The McKay Story
In the early 1950s, Frederick Varley met a woman that would be a major influence towards the end of his life. Kathleen Gormley McKay or Kathy as she was affectionately called, was looking for a tangible way to express her passion for the arts when she met Fred Varley. There are many versions to the story of their meeting, the most common of them being that she had heard of Varley’s reputation as a portrait artist and visited him to commission a portrait of her husband Donald, a retired chemist. Other tales claim that the McKay’s already owned a Varley and contacted him to purchase another painting. Regardless of the circumstances, Kathleen possessed tremendous faith in Fred. During his illness in the winter of 1952 the McKays invited Fred to stay at their house, providing him with care until he recovered. It was there that their friendship grew and Fred Varley would live with them during final decade of his life.

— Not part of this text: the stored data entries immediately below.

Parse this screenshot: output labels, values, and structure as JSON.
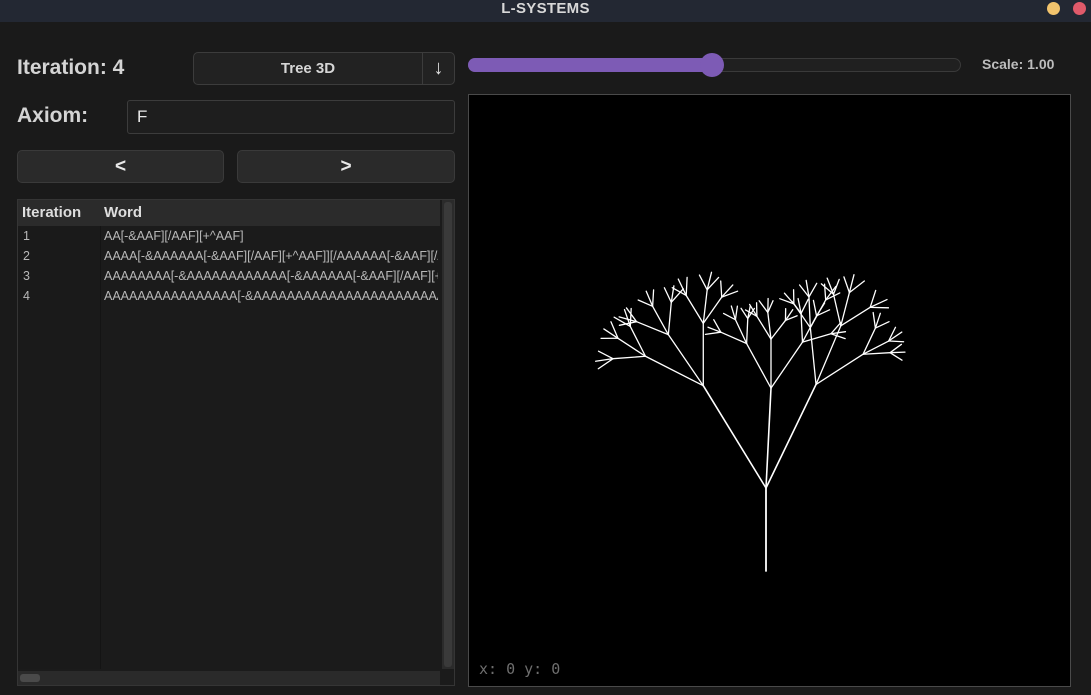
{
  "window": {
    "title": "L-SYSTEMS"
  },
  "controls": {
    "iteration_label": "Iteration: 4",
    "preset_value": "Tree 3D",
    "preset_arrow": "↓",
    "axiom_label": "Axiom:",
    "axiom_value": "F",
    "prev_label": "<",
    "next_label": ">"
  },
  "table": {
    "headers": [
      "Iteration",
      "Word"
    ],
    "rows": [
      {
        "iteration": "1",
        "word": "AA[-&AAF][/AAF][+^AAF]"
      },
      {
        "iteration": "2",
        "word": "AAAA[-&AAAAAA[-&AAF][/AAF][+^AAF]][/AAAAAA[-&AAF][/AAF][+^AAF]][+^AAAAAA[-&AAF][/AAF][+^AAF]]"
      },
      {
        "iteration": "3",
        "word": "AAAAAAAA[-&AAAAAAAAAAAA[-&AAAAAA[-&AAF][/AAF][+^AAF]][/AAAAAA[-&AAF][/AAF][+^AAF]]"
      },
      {
        "iteration": "4",
        "word": "AAAAAAAAAAAAAAAA[-&AAAAAAAAAAAAAAAAAAAAAAAA[-&AAAAAAAAAAAA"
      }
    ]
  },
  "scale": {
    "label": "Scale: 1.00",
    "slider_fraction": 0.495,
    "accent_color": "#7d5bb5"
  },
  "canvas": {
    "coords": "x: 0 y: 0",
    "line_color": "#ffffff",
    "background": "#000000"
  }
}
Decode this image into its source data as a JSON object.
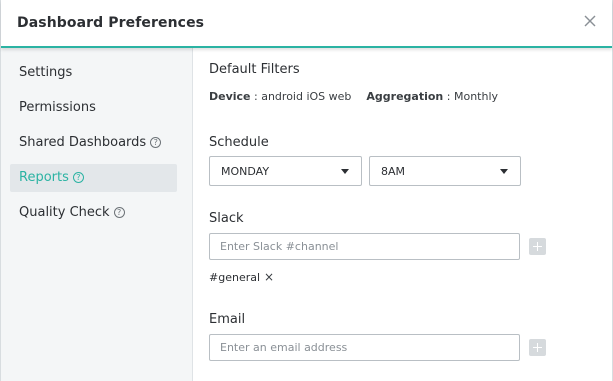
{
  "modal": {
    "title": "Dashboard Preferences",
    "close_icon": "close-icon"
  },
  "sidebar": {
    "items": [
      {
        "label": "Settings",
        "help": false,
        "active": false
      },
      {
        "label": "Permissions",
        "help": false,
        "active": false
      },
      {
        "label": "Shared Dashboards",
        "help": true,
        "active": false
      },
      {
        "label": "Reports",
        "help": true,
        "active": true
      },
      {
        "label": "Quality Check",
        "help": true,
        "active": false
      }
    ],
    "help_glyph": "?"
  },
  "filters": {
    "title": "Default Filters",
    "device_label": "Device",
    "device_value": ": android iOS web",
    "aggregation_label": "Aggregation",
    "aggregation_value": ": Monthly"
  },
  "schedule": {
    "title": "Schedule",
    "day": "MONDAY",
    "time": "8AM"
  },
  "slack": {
    "title": "Slack",
    "placeholder": "Enter Slack #channel",
    "tags": [
      "#general"
    ],
    "remove_glyph": "×"
  },
  "email": {
    "title": "Email",
    "placeholder": "Enter an email address"
  },
  "colors": {
    "accent": "#2bb3a3",
    "sidebar_bg": "#f4f6f7",
    "active_item_bg": "#e3e7ea",
    "add_button": "#d6dadd"
  }
}
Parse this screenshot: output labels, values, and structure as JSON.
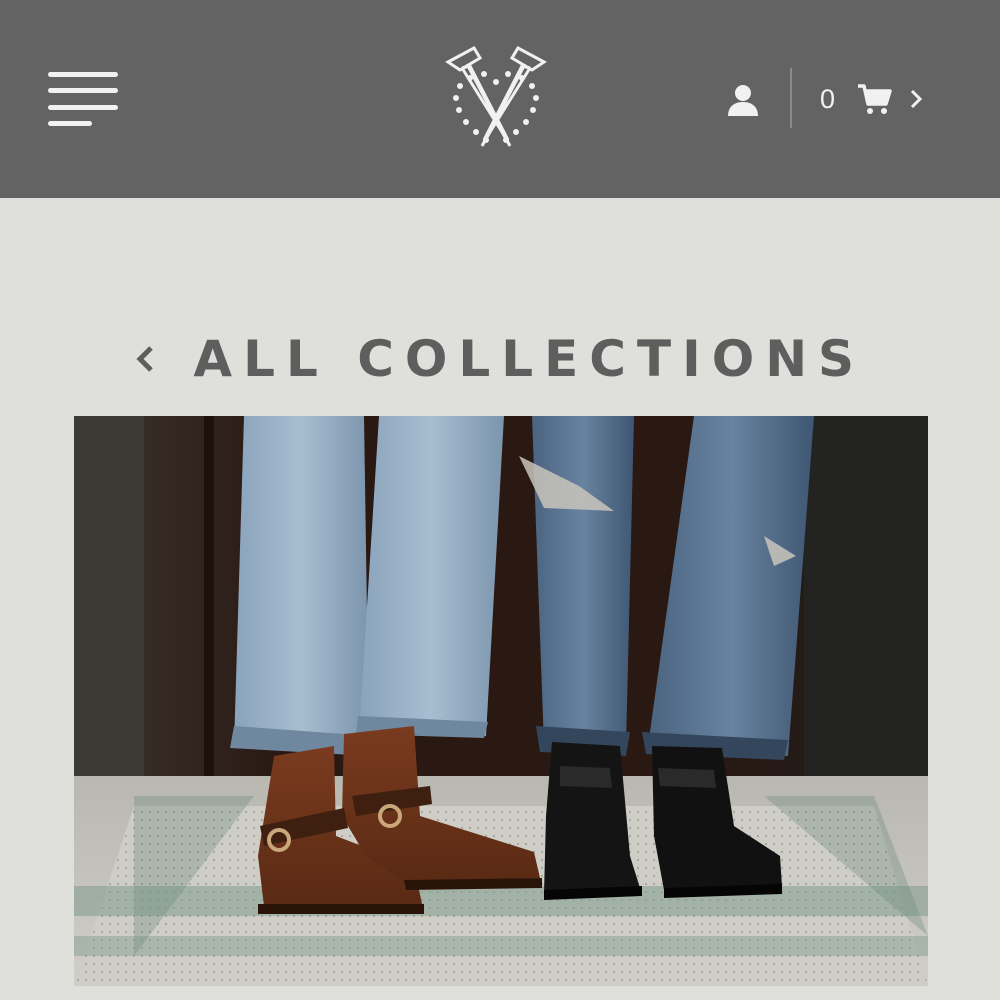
{
  "header": {
    "menu_icon": "hamburger-menu-icon",
    "logo_icon": "crossed-nails-heart-logo",
    "account_icon": "user-icon",
    "cart": {
      "count": "0",
      "icon": "shopping-cart-icon",
      "chevron_icon": "chevron-right-icon"
    }
  },
  "main": {
    "back_link": {
      "chevron_icon": "chevron-left-icon",
      "label": "ALL COLLECTIONS"
    },
    "hero_image": {
      "subject": "two people in blue jeans wearing brown harness boots and black Chelsea boots on a mosaic tile floor"
    }
  },
  "colors": {
    "header_bg": "#636363",
    "page_bg": "#dfe0dc",
    "heading_text": "#5e5e5e",
    "header_icons": "#f1f1f1"
  }
}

In 1957 the family moved to Kathleen’s family home; the Salem-Eckhardt House. This Gothic revival style cottage located on Unionville’s historic Main Street was built in circa. 1835, and was the home of the first postmaster of Unionville. The McKay’s turned the basement into a studio for Fred which looks today much as it did over 40 years ago. The relationship between Fred and Kathy was good for the both: Fred Varley was given stability, a home, and a family; while Kathy was introduced to the exhilarating mysteries of modern art, an experience that pushed her to buy works of art by many famous Canadian modernists.
This eclectic collection would be a reflection of the relationship between Kathleen and Fred and is one of the finest collections in Canada. After Kathleen’s death in 1996, her Will left the art collection and the residue of her Estate (valued at $1.2 million) to the City of Markham as the McKay Endowment. An income of $300,000 was earned on the capital of the Estate between the time of Kathy’s death and the time the Estate was turned over to the City to bring the total amount transferred to $1.5 million. In turn, the income of $300,000 was transferred to the Varley-McKay Art Foundation of Markham to be administered in accordance with the terms of the Will.
The McKay House was actually purchased from Kathleen McKay by the City of Markham in around 1978. As the McKay House was owned by the City of Markham, upon Kathleen McKay’s death, the large collection came by bequest to the City of Markham.
Today, the house, now named the McKay Art Centre is owned by the City of Markham and run by the Varley Art Gallery. It is used for a variety of artistic pursuits: Varley’s studio is an art class for the Varley Gallery’s children and adult programs; the main floor is an exhibition space for local and regional artists; and the second floor is office space and home to the volunteer centre.